De Kozakken zijn vertrokken

Gepubliceerd op: 19 mei 2014

De tentoonstelling ‘1813 – Nederland door de Russen bevrijd!’ is op 19 mei beëindigd. Hiermee is een nieuw licht geworpen op een enigszins vergeten deel van de Nederlandse geschiedenis, maar nog niet alle vragen zijn beantwoord. Directe resultaten zijn er ook: onze vruchtbare contacten met de Russische musea worden voortgezet en ons bezoek aan Bashkortostan resulteert in een tegenbezoek door een delegatie van docenten kunstonderwijs uit Ufa in juli.

 

De mythe van de zelfbevrijding
In het kader van 200 Jaar Koninkrijk zijn er veel publicaties verschenen, die de wordingsgeschiedenis van ons koninkrijk beschrijven, maar onze indruk is dat er ook veel nageschreven is. Zo worden bepaalde axioma’s keer op keer als onaanvechtbaar herhaald: met name wat Jeroen Koch in zijn biografie van Koning Willem I “de mythe van de zelfbevrijding” noemt, is in de Nederlandse geschiedschrijving een vanzelfsprekend gegeven geworden.

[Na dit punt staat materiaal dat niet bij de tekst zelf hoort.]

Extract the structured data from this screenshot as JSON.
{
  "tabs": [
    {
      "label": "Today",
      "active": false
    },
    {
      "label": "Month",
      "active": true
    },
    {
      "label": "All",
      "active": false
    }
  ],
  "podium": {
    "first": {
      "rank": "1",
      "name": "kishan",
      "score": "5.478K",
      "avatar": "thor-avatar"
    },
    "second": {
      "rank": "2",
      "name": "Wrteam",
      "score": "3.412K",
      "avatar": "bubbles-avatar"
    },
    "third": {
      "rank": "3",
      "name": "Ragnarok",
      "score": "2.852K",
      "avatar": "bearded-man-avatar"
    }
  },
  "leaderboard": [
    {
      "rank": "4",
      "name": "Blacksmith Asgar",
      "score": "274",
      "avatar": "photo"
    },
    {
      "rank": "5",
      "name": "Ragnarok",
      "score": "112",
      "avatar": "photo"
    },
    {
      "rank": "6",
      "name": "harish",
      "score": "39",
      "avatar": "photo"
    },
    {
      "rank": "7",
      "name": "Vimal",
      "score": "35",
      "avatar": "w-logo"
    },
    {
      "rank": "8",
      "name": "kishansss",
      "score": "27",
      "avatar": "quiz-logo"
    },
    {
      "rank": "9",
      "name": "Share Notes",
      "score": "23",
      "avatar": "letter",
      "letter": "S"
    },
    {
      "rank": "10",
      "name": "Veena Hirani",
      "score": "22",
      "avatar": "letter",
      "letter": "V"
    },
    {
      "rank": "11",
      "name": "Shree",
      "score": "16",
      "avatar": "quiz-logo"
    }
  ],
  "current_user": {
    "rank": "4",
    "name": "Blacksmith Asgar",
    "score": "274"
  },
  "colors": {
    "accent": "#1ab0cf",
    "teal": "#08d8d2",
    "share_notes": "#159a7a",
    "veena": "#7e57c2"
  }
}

Terugkeer van Oranje was reeds met Tsaar Alexander voorgekookt
Ook het uitgangspunt, dat de Prins van Oranje – de latere Koning Willem I – slechts op verzoek van de provisionele regering van het Vrije Nederland op initiatief van Van Hogendorp zou zijn teruggekeerd, strookt niet met de werkelijkheid. Immers reeds in maart 1813 maakt deze Prins van Oranje afspraken met de (oostelijke) leider van de geallieerden tijdens de Zesde Coalitieoorlog, Tsaar Alexander I. Dit gebeurt in Breslau (nu Wroclaw in Polen), waar op dat moment het Pruisische Hof van Koning Frederik Willem III resideerde. Deze afspraken resulteren er in, dat de Prins van Oranje in de maanden daarna kosten noch moeite bespaart om een Oranje-leger in het leven te roepen en tevens politieke ondersteuning voor zijn terugkeer in Nederland zoekt en uiteindelijk ook verkrijgt bij de Engelsen. Dat Oranje leger, voornamelijk gerekruteerd uit krijgsgevangen en gedeserteerde Franse militairen van Nederlandse origine, zou in de begin maanden van 1814, zonder voordien veel in actie te zijn geweest, vrijwel geruisloos opgaan in het nieuw te vormen Nederlandse leger: de geallieerde legerleiders – waaronder Constantine von Benckendorff – herhalen in december 1813 steeds het verzoek bij de nieuwe vorst om troepen, die er dan nog niet blijken te zijn.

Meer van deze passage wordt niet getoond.